By LAURA LOREK
Founder of Silicon Hills News
Those are a few of the hands-on activities for high school kids to learn about physics thanks to a program created by National Instruments.
The Austin-based company has created a curriculum for Texas physics teachers to give their students hands-on experience with different subjects and concepts and to teach them how to apply mathematical models to real-world data.
The programs, powered by National Instrument’s LabVIEW software, provide real-life experiments that bring textbooks to life.
And on Wednesday and Thursday, 29 high school science teachers learned about new ways to teach physics at National Instruments’ corporate headquarters.

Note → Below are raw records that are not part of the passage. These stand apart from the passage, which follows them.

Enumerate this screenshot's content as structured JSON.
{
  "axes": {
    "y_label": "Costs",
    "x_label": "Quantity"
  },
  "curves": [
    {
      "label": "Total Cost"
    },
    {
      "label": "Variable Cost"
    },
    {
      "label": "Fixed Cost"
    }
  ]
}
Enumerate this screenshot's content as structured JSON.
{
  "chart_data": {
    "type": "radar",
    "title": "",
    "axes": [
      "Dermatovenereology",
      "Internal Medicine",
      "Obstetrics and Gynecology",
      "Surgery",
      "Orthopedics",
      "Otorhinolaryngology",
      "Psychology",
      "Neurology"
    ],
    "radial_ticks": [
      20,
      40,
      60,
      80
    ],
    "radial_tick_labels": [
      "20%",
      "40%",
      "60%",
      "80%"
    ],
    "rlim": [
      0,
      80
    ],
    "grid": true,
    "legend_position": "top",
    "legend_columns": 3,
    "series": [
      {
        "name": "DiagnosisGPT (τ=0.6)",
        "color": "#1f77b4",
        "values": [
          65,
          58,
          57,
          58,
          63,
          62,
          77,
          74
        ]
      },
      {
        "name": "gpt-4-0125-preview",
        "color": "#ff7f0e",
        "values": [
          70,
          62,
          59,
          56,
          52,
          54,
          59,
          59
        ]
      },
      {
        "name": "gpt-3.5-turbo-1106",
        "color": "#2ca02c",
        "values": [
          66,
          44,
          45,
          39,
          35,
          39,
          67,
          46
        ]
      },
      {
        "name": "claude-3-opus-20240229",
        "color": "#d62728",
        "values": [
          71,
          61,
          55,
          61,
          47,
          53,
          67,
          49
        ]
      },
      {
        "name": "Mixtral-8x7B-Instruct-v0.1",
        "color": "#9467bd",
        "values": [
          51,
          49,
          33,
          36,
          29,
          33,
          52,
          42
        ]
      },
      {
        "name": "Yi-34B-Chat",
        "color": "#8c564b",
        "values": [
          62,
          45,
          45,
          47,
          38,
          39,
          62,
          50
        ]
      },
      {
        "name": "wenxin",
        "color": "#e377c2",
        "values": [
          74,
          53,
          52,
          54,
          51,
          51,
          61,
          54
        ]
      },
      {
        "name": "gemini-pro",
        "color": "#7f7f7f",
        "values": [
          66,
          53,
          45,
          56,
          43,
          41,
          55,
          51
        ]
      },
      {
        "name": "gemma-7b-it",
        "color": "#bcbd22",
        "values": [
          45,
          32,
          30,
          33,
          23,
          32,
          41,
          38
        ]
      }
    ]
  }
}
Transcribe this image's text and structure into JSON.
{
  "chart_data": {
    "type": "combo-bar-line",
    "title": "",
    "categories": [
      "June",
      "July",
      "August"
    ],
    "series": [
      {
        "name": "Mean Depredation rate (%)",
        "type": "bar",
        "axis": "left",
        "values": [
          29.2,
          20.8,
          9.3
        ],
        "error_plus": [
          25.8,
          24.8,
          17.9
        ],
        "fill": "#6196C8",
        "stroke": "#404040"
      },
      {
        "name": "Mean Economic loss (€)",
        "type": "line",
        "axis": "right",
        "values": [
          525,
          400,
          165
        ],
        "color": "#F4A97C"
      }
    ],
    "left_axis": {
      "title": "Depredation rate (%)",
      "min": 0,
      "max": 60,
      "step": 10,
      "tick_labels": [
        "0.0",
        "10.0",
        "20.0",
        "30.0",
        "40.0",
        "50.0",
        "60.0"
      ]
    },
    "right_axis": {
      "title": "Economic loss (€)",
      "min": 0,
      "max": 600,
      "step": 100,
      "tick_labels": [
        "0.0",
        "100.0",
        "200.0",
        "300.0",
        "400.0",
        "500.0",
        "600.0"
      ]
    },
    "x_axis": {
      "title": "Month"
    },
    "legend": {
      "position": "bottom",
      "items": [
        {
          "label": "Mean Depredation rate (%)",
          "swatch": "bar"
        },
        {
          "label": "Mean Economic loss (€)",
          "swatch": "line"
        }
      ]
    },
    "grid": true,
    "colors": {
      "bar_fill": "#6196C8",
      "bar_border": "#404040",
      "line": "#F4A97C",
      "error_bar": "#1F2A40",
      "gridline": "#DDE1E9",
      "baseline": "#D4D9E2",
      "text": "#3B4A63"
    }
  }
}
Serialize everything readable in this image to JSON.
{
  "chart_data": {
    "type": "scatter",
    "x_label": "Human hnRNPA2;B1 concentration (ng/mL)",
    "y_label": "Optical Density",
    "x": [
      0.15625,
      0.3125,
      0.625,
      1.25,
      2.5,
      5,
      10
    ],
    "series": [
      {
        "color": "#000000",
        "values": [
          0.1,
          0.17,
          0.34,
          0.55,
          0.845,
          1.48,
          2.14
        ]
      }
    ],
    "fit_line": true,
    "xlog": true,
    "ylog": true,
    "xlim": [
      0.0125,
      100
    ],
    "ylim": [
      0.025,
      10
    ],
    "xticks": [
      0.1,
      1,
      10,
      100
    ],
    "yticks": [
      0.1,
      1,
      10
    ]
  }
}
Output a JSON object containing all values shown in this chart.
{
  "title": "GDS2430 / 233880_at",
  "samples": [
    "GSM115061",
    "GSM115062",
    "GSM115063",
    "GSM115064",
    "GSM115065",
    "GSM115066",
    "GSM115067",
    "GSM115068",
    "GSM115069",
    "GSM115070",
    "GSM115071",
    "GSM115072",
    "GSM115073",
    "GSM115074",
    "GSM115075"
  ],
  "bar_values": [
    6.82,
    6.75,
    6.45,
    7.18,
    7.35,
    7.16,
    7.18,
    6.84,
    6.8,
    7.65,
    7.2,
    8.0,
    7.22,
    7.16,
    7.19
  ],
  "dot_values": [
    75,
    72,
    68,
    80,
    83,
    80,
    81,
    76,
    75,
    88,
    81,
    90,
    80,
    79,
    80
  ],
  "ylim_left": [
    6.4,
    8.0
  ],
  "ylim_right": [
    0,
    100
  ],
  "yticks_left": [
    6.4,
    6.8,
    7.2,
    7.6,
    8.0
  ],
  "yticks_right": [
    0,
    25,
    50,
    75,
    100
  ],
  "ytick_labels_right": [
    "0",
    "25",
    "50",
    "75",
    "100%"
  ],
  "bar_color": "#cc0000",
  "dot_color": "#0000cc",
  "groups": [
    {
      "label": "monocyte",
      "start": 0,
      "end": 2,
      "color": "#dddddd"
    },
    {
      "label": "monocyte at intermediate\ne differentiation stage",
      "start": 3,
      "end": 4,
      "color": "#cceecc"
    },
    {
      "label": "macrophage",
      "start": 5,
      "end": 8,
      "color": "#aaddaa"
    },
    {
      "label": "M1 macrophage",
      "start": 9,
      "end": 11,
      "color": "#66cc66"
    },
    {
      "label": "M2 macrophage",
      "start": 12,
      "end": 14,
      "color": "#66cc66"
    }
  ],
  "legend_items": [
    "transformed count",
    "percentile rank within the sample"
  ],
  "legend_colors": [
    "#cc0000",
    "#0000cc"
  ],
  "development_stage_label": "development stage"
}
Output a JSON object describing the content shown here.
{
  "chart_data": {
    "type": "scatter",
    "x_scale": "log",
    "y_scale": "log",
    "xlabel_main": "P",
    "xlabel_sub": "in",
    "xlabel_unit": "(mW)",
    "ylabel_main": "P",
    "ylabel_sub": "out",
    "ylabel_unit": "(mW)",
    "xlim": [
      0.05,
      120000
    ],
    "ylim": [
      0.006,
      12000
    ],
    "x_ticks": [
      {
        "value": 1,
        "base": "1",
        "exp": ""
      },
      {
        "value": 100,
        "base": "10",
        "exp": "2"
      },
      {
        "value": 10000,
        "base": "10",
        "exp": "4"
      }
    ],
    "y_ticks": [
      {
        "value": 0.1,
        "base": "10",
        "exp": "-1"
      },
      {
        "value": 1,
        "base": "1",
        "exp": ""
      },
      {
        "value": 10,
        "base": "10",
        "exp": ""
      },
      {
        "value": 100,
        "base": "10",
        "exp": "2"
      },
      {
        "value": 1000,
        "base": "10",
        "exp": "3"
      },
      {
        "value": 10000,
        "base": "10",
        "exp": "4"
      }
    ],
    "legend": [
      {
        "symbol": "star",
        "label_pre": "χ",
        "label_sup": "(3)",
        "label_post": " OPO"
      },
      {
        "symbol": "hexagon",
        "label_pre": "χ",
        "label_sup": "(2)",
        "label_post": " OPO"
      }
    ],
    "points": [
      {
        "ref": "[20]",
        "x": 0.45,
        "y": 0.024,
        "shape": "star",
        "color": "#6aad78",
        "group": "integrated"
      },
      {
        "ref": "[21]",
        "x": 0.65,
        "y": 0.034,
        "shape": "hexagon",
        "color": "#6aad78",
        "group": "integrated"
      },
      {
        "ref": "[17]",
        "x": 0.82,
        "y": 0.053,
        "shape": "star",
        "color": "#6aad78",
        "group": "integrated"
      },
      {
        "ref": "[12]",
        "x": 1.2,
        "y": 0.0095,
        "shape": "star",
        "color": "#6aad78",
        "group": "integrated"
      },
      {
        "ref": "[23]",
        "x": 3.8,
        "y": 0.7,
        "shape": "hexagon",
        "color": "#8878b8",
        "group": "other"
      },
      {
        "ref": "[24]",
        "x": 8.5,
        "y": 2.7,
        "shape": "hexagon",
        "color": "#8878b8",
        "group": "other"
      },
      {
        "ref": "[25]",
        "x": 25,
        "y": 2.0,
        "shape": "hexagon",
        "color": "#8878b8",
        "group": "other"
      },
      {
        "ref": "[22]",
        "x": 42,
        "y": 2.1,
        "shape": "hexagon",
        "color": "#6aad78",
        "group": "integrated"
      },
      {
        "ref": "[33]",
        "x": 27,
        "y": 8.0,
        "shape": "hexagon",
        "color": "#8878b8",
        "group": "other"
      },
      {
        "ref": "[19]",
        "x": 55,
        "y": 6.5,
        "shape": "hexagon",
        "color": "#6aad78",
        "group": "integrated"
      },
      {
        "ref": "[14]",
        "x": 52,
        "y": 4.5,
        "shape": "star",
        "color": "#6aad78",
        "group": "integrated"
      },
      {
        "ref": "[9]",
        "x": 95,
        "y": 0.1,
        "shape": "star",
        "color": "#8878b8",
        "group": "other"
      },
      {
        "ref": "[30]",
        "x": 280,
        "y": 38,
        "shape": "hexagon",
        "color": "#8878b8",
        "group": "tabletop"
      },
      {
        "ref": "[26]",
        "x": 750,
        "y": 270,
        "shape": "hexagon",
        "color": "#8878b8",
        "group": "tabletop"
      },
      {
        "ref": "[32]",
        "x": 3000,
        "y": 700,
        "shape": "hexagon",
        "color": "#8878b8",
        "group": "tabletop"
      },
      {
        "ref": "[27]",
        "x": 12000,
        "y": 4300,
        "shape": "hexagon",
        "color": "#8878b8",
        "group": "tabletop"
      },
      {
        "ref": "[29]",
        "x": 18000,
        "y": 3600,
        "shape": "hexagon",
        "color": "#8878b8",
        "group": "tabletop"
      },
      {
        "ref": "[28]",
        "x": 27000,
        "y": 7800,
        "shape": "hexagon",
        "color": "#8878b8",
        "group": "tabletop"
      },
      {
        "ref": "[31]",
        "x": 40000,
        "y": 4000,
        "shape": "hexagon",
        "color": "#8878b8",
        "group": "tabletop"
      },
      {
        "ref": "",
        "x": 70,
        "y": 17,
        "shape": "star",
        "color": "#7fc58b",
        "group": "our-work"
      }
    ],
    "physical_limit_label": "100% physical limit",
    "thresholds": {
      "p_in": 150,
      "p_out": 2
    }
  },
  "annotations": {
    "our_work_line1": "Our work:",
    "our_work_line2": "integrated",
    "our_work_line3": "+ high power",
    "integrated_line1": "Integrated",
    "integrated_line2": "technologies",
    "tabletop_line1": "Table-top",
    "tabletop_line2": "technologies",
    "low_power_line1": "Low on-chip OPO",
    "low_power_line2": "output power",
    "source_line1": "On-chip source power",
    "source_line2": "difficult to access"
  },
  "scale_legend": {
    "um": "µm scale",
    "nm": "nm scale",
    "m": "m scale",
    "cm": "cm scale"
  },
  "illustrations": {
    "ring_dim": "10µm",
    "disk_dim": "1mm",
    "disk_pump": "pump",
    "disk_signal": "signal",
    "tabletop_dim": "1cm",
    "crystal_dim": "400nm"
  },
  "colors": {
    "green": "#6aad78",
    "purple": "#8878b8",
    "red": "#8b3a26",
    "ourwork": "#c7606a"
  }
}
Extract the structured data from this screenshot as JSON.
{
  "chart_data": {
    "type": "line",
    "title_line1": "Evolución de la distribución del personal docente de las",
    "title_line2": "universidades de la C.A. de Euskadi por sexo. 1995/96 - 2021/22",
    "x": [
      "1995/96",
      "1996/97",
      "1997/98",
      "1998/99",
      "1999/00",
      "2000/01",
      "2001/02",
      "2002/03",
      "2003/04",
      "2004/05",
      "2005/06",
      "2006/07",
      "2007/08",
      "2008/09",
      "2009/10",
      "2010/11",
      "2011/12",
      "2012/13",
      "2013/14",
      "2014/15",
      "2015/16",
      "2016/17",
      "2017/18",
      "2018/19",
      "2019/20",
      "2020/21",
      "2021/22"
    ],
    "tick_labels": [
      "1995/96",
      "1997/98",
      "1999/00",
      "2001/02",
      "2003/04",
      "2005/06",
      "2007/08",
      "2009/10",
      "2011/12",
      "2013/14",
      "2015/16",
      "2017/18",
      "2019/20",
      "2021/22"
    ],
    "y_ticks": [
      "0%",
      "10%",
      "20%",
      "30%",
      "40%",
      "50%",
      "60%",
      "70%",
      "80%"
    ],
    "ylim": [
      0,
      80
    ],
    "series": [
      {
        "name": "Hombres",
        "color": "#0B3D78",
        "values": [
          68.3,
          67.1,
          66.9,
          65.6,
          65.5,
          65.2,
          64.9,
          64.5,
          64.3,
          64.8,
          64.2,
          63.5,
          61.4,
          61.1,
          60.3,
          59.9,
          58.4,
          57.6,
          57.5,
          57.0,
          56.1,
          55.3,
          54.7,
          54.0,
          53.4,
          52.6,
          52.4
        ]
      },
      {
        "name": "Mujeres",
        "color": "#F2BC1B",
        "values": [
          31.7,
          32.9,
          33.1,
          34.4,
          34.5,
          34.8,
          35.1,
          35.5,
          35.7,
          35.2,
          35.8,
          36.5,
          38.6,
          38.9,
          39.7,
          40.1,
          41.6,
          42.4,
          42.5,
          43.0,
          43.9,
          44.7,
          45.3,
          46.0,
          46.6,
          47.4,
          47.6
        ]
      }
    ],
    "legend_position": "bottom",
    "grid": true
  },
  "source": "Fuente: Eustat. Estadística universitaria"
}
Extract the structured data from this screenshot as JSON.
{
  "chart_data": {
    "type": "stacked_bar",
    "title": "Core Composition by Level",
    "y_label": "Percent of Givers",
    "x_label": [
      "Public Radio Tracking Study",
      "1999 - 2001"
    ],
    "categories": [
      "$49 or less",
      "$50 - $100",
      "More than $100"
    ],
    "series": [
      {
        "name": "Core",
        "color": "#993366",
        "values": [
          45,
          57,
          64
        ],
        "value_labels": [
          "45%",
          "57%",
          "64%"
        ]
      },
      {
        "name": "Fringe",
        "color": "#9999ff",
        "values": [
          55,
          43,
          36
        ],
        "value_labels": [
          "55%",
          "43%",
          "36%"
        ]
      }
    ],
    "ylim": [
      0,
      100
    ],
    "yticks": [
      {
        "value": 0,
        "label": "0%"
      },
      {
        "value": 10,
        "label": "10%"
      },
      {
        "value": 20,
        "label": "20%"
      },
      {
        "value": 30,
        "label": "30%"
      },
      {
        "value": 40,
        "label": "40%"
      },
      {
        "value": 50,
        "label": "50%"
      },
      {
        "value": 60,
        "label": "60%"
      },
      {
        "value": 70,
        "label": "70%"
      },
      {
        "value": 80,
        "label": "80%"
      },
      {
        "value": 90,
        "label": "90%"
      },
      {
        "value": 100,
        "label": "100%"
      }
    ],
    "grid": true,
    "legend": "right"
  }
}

They are part of the Texas Regional Collaboratives for Excellence in Science and Mathematics Teaching’s first program at National Instruments to expose the teachers to real-world applications of physics and engineering and show them how to teach that in a compelling way to students in a classroom. More than 60 teachers applied for the program, said Carol Fletcher, associate director of TRC. She chose teachers from many disadvantaged school districts and those who would have the best ability to train others, she said.
All of the technology and entertainment kids get exposed to today tends to dilute their curiosity, said Antonio Gomez Pedroso, physics teacher at Longview High School in East, Texas, who was attending the training.
“You have to do big stuff to get their attention,” Pedroso said.
Ray Hsu, senior program manager with National Instruments, understands that challenge. He has been designing K-12 education programs for students for the last three years. National Instruments needs engineers and they know about the shortage of workers in the Science, Technology, Engineering and Math, known as STEM, fields in the United States.
“We can be viewed as a customer of the education system,” Hsu said. “We’re trying to reach out and be an industry involved in bringing real world experiences to the classroom.”
National Instruments, which has been involved in the First Robotics program since 2006, is committed to making a substantial impact on the STEM education of kids, Hsu said.
The idea comes from the principle of shared value “which involves creating economic value in a way that also creates value for society by addressing its needs and challenges,” according to the Harvard Business Review. “Businesses must reconnect company success with social progress. Shared value is not social responsibility, philanthropy, or even sustainability, but a new way to achieve economic success. It is not on the margin of what companies do but at the center.”
National Instruments has taken that philosophy to heart, Hsu said.
In 1998, NI engineers created a version of its LabVIEW software for Lego Mindstorms designed for use with the Lego Education robotics platform. And all of the robotic controllers and robots used for the First Robotics competition run on the LabVIEW software platform.
LabVIEW is a system design software used by engineers and scientists to design and control applications. Elon Musk’s SpaceX uses LabVIEW “systems to control launchpad equipment and to command and monitor the Falcon 1 and Falcon 9 launch vehicles and its Dragon spacecraft,” according to National Instruments. Those are the kinds of cool applications that spark student’s interest, Hsu said.
“Engineering is not as well understood in the K-12 space,” Hsu said. “We want to change that. We want to take it to another level. We want to change the classroom.”
National Instruments created a data acquisition tool called myDAQ, which sells for $175, and connects via a USB port to a computer. It partnered with Pitsco Education to create an earthquake table. With the myDAQ device and the earthquake table students can study the effects of earthquakes. National Instruments also created a curriculum as a guide for teachers and students “Understanding Structures & Earthquakes.” The booklet is the first of 12 specialized physics curriculum National Instruments is creating. The other two that are currently available include “Discover Heat Transfer” and “Explore Power and Energy.”
“Teaching is an art,” Hsu said. “If they can get students to start asking questions then they’ve got them.”
National Instruments is also working with Carnegie Mellon University to create a pathway for students to get certified in LabVIEW with a badging system to mark each of their milestones. It’s all about making real life engineering work relevant and engaging to students, Hsu said.
During this week’s two-day training session at National Instruments, teachers learned how to teach lessons on the properties of waves and sound including frequency, wavelengths, the Doppler effect, resonance and more.
Tom Hsu and Manos Chaniotakis, with Ergopedia and authors of a new physics textbook, led the instruction.
“Our focus is to make sure we get reality into the curriculum,” Chaniotakis said.
Texas is going through adoption of a new physics textbook for the first time in 11 years. The latest book emphasis hands-on learning, said Chaniotakis. It has an e-book component, which can be accessed by computer, tablet or smartphone. It features videos, illustrations and more features that extend the paper textbook and provide the student with more opportunities for learning.
“Hands on is the key,” Chaniotakis said. “You learn better by doing something.”
Unfortunately, Texas lawmakers just passed H.B. 5, which makes physics and optional class for high school students, Hsu said.
Joni Milanovich, a physics teacher with Roosevelt High School in San Antonio, liked the training at National Instruments and the new textbook and the interactive approach to teaching.
“It’s vey hands on,” she said.
If she gives her students a paper assignment, they won’t do it often, she said. But if it’s on the computer, they are more engaged, she said.
“They are used to using electronics and equipment to do their homework and labs,” she said.